Fora o que comigo acontecera. À voz bondosa da vida que ouvira e ao seu sorriso, tão brilhante numa fisionomia pensativa, irrompera num riso histérico e depois me pus a derramar o pranto. Não nasci gentleman, nem vivo como se fosse cavalheiro. Assim, não é possível esperar que simpatize com risos histéricos antes de deixar as lágrimas descerem no rosto.
Envergonhar-me-ia de que olhos indiferentes tivessem o privilégio de observar estas palavras, escritas após o grande pranto, ocorrendo-lhe a idéia inoportuna de que nada há que traga a cena aos olhos, homem num início de noite, sentado à velha cadeira de braços, cabeça pendida para a esquerda, mãos inertes no colo. Parece que o êxito ou fracasso de referência a momento anterior depende das disposições de narração e descrição de elementos contrários, o primeiro de dor e sofrimento, o segundo de calma e esperança.
Pouco me importo com a dignidade se ora a contemplo, e muito menos com a degradação, tendo-a contemplado aquando derramei lágrimas fáceis, diante de emoções e sentimentos difíceis. O augúrio do fracasso, baseado na sabedoria da experiência, cai sobre minha esperança semimorta como terra num túmulo.
Espírito malévolo, viperino, desenrola, então, aos meus olhos, o panorama da cidade, durante o dia, formigando de consumidores. Estabelecimentos numerosos e magníficos! Confeitarias, lojas de roupas, sapatos, armazéns de secos e molhados, de suntuosas instalações, sortimentos completos, em que se tem investido grandes fortunas! Enormes espelhos nas paredes do fundo multiplicam tudo, numa visão polida de irrealidades! Num lado da rua, esplêndido bazar, com multidão de vendedores perfumados e sempre lustrosos, sorrindo para os compradores, curvando-se e medindo as mercadorias.
Ao repassar estas idéias, quase que ostensivamente, calma inusitada se apodera de mim. A ansiedade e desconfianças que me têm atormentado em sonhos diurnos desaparecem ao sentir  a empresa tomava aspecto mais sólido. Sinto arrepios de contentamento juvenil. É o hálito fresco da atmosfera exterior, depois do longo torpor e monótona reclusão em que vivera ontem à noite.

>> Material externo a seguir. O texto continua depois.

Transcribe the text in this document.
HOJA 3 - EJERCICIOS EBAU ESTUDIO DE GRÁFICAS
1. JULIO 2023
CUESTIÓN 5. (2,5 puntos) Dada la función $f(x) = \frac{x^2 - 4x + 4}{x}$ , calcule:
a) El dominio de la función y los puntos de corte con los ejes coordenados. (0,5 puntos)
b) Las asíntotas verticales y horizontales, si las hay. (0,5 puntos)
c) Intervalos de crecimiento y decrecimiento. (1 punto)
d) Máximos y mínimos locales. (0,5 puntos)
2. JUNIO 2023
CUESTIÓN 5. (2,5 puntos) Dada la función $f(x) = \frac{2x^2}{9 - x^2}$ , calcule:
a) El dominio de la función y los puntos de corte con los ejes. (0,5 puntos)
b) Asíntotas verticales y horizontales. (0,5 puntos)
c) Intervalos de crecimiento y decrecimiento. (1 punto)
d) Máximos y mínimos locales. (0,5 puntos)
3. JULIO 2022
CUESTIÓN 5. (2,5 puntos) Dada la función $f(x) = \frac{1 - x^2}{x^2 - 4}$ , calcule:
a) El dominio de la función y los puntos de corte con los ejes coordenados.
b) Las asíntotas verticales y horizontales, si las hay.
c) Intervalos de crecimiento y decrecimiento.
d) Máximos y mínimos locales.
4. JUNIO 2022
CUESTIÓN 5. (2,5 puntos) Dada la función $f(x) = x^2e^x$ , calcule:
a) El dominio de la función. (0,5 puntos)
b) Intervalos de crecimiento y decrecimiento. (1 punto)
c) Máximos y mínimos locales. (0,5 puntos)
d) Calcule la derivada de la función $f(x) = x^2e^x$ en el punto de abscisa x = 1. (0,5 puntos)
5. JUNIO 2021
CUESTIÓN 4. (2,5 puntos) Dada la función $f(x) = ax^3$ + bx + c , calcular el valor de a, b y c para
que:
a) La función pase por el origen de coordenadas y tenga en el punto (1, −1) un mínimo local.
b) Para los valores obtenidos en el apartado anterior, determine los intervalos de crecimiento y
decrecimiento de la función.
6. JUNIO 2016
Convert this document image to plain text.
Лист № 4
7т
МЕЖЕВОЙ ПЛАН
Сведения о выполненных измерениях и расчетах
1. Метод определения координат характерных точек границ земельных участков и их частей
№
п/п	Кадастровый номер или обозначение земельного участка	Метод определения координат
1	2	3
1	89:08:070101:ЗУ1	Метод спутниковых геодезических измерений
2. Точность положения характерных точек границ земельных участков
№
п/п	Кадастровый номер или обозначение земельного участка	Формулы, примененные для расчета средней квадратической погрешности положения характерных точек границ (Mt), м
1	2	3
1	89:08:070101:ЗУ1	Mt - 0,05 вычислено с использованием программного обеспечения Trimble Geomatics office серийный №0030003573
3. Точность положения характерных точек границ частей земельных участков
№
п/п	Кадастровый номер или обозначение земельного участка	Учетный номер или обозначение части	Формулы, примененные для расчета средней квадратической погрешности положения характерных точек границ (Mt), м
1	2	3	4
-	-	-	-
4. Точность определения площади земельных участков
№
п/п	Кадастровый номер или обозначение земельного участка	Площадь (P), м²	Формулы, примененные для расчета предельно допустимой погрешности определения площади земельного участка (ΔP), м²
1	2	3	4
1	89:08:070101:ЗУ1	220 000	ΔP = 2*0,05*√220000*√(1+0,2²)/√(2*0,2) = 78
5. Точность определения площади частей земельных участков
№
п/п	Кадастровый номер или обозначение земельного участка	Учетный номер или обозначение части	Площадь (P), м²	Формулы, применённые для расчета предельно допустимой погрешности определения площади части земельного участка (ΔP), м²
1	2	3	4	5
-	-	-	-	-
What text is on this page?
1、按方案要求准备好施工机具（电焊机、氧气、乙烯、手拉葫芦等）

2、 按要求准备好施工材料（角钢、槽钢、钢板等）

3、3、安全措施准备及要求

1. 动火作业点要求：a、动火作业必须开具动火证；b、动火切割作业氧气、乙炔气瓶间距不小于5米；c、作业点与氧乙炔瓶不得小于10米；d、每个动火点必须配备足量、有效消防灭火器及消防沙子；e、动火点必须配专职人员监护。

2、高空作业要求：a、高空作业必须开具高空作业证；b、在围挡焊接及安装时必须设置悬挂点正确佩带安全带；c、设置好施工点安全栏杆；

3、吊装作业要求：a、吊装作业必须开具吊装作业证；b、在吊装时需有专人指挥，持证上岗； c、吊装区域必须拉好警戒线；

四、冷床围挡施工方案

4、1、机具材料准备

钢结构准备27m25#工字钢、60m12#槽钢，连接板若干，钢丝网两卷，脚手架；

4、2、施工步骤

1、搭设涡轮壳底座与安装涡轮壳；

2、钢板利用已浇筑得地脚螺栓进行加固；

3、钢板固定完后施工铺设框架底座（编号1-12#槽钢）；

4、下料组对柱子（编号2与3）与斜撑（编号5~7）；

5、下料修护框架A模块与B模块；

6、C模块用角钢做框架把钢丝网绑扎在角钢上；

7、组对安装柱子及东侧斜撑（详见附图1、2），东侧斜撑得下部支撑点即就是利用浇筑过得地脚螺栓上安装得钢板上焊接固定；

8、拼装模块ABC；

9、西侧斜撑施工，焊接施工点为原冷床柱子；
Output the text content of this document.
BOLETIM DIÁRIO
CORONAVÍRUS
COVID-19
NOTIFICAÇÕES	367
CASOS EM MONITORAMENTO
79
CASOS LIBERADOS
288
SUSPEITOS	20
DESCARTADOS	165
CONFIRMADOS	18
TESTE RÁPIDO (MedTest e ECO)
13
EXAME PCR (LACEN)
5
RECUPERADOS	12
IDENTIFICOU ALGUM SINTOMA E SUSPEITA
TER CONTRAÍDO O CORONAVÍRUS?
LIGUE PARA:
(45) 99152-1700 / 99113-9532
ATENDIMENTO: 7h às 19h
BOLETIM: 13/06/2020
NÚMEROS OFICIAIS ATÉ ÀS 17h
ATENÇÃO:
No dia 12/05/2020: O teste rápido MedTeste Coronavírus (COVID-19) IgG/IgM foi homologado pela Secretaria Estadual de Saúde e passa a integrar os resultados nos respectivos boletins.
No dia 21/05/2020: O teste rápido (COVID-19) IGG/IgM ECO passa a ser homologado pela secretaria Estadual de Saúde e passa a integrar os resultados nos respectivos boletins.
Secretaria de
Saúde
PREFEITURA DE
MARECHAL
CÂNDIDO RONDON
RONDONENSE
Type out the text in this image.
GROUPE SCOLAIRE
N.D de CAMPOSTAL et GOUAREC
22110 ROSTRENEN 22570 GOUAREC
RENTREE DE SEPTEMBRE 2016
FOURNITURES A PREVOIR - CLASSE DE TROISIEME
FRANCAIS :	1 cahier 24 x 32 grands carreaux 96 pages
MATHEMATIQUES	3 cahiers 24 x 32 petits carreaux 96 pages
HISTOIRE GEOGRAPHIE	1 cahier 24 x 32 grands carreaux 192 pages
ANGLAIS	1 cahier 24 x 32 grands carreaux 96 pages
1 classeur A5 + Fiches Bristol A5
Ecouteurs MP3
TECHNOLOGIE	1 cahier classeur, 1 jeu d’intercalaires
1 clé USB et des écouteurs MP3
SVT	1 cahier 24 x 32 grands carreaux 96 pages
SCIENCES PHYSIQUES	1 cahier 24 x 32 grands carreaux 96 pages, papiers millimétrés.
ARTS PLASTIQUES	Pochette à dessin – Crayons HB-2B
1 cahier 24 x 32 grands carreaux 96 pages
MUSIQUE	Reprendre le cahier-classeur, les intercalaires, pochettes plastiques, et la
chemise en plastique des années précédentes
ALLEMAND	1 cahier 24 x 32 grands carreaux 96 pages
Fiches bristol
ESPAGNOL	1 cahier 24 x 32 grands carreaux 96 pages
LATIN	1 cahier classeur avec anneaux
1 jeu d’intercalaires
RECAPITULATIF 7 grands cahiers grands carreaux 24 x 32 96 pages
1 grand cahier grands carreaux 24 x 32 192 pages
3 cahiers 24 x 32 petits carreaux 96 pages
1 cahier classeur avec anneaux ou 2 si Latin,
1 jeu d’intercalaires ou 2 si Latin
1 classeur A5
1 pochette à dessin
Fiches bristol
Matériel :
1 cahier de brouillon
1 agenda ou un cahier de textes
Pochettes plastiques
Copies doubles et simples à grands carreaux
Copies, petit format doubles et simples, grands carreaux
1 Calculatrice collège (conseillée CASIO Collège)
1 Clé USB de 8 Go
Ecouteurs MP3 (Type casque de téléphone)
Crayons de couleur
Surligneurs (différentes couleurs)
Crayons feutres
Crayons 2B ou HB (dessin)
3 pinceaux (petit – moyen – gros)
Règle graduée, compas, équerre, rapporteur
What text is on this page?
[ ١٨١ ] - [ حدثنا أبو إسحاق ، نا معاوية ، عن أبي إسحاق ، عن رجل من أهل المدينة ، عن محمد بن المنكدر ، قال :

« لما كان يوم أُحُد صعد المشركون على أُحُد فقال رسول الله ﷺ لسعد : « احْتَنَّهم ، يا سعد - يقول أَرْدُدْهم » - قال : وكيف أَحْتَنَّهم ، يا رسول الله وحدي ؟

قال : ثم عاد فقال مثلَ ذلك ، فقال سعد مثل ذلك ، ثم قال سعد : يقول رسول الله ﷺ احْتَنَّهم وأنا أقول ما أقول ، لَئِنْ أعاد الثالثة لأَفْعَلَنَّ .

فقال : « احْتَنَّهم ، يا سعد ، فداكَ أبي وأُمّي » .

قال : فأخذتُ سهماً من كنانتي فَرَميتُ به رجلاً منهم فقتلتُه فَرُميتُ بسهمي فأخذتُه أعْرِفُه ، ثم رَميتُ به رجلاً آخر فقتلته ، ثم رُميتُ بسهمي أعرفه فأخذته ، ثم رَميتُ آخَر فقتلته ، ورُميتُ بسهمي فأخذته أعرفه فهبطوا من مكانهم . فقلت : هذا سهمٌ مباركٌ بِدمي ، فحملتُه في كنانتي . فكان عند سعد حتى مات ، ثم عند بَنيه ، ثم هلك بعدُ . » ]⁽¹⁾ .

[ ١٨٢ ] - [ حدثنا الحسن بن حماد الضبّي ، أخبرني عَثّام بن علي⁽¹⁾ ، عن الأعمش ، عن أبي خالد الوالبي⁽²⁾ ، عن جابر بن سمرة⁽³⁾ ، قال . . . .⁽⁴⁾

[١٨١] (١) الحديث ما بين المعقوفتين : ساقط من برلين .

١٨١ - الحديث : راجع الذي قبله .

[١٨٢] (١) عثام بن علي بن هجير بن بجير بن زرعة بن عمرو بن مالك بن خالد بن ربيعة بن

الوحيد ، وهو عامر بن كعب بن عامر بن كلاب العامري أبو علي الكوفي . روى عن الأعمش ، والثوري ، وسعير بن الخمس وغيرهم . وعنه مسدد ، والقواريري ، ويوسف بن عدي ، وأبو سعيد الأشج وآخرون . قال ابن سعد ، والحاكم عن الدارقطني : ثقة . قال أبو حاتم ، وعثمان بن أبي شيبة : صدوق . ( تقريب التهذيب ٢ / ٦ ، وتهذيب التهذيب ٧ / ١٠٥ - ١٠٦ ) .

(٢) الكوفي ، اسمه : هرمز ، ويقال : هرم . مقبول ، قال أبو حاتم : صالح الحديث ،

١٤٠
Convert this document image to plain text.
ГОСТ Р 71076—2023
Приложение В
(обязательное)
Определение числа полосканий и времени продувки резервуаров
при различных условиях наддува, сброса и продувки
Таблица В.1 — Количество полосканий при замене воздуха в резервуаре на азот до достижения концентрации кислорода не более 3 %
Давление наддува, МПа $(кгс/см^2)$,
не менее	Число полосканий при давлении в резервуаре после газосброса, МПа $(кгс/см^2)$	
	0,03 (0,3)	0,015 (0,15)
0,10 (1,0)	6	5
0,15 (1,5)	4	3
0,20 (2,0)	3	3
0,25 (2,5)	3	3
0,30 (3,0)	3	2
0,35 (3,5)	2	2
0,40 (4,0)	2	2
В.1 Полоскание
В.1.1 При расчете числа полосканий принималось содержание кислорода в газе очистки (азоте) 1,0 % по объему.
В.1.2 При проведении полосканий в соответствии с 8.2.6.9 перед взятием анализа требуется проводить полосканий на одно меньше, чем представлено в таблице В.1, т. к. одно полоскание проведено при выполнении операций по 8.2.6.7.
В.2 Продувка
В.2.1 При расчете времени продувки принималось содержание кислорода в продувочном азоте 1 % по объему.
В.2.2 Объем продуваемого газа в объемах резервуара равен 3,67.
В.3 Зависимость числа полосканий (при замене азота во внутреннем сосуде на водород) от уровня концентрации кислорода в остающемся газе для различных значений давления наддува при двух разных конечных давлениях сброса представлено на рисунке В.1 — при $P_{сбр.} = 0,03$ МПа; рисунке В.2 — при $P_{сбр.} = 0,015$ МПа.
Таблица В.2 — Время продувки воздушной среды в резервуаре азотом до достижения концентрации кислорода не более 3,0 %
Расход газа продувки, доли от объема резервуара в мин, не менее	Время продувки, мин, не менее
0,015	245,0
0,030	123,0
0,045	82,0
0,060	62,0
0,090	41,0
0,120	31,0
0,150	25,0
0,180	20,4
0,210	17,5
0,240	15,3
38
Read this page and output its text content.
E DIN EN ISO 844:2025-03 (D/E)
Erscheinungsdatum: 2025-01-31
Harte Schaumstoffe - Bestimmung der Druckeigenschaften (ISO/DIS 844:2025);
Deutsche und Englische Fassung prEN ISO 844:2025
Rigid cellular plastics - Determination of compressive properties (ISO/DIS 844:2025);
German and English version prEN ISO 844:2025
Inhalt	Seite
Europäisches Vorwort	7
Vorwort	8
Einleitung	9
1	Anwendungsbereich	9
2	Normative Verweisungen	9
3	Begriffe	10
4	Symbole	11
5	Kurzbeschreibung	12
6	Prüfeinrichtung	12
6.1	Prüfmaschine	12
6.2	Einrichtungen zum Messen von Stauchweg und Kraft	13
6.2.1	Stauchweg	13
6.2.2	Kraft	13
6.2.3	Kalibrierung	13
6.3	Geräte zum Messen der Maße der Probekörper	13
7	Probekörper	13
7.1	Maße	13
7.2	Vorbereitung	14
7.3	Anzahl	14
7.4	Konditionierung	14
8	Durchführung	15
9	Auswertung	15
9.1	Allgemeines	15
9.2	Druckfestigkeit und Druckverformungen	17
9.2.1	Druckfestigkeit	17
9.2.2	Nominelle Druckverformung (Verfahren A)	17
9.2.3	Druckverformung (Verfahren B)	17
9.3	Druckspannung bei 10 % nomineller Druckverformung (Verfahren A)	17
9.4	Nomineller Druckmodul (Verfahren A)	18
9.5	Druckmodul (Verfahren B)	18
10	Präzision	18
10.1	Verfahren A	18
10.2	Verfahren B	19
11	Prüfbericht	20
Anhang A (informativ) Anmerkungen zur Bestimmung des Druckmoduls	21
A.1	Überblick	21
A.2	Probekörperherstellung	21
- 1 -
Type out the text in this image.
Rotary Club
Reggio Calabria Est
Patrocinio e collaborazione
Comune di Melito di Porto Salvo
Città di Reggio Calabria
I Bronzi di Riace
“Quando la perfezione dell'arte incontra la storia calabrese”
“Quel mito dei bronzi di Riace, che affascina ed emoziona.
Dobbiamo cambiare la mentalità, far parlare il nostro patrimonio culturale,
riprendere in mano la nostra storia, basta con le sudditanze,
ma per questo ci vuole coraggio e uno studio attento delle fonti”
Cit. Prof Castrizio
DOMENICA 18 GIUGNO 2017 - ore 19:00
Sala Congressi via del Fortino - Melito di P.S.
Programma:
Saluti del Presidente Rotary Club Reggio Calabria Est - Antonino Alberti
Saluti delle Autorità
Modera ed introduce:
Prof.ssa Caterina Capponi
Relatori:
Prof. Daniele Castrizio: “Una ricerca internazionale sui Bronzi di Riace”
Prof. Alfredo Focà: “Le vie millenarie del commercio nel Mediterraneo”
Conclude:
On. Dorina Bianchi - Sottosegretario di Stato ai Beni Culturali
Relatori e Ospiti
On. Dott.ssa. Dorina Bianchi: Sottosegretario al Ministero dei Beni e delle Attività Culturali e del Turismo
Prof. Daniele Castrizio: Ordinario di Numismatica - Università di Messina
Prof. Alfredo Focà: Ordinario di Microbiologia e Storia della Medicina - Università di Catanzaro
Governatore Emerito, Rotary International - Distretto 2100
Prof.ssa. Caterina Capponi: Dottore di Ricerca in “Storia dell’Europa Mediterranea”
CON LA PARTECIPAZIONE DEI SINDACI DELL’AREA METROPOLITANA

Pesada massa de nuvens que, obscurecendo o céu, espalhasse um crepúsculo geral até que, quase ao cair da noite, cedesse a momentâneo raio de luz solar – assim é que, sensível, lembra-me de ontem. As nuvens  lutam sempre, para se apoderarem da lista de claridade.
Se homem bem vestido, barba bem escanhoada, mostrando o cavanhaque bem aparado, cuja leveza do andar desse a impressão de haver voado e não palmilhado as ruas e alamedas, deixando na sua passagem fragrância como se ramo de rosas tivesse atravessado a rua retira, a careta não terá justificado somente como conseqüência de miopia.
Dando liberdade a sentimento hostil que perpassara a alma, que é a verdadeira humilhação dos ofendidos e sofridos em face dos vangloriados e ricos, penso: “Com que fim vivo? Ainda que o mundo inteiro se fatigue, as palmas das mãos estarão sempre brancas e delicadas”.
Deus me perdoe. Quanto ao pranto, temo que seja a causa de minha ruína moral e religiosa sem mesmo contribuir com o essencial para a sua subsistência.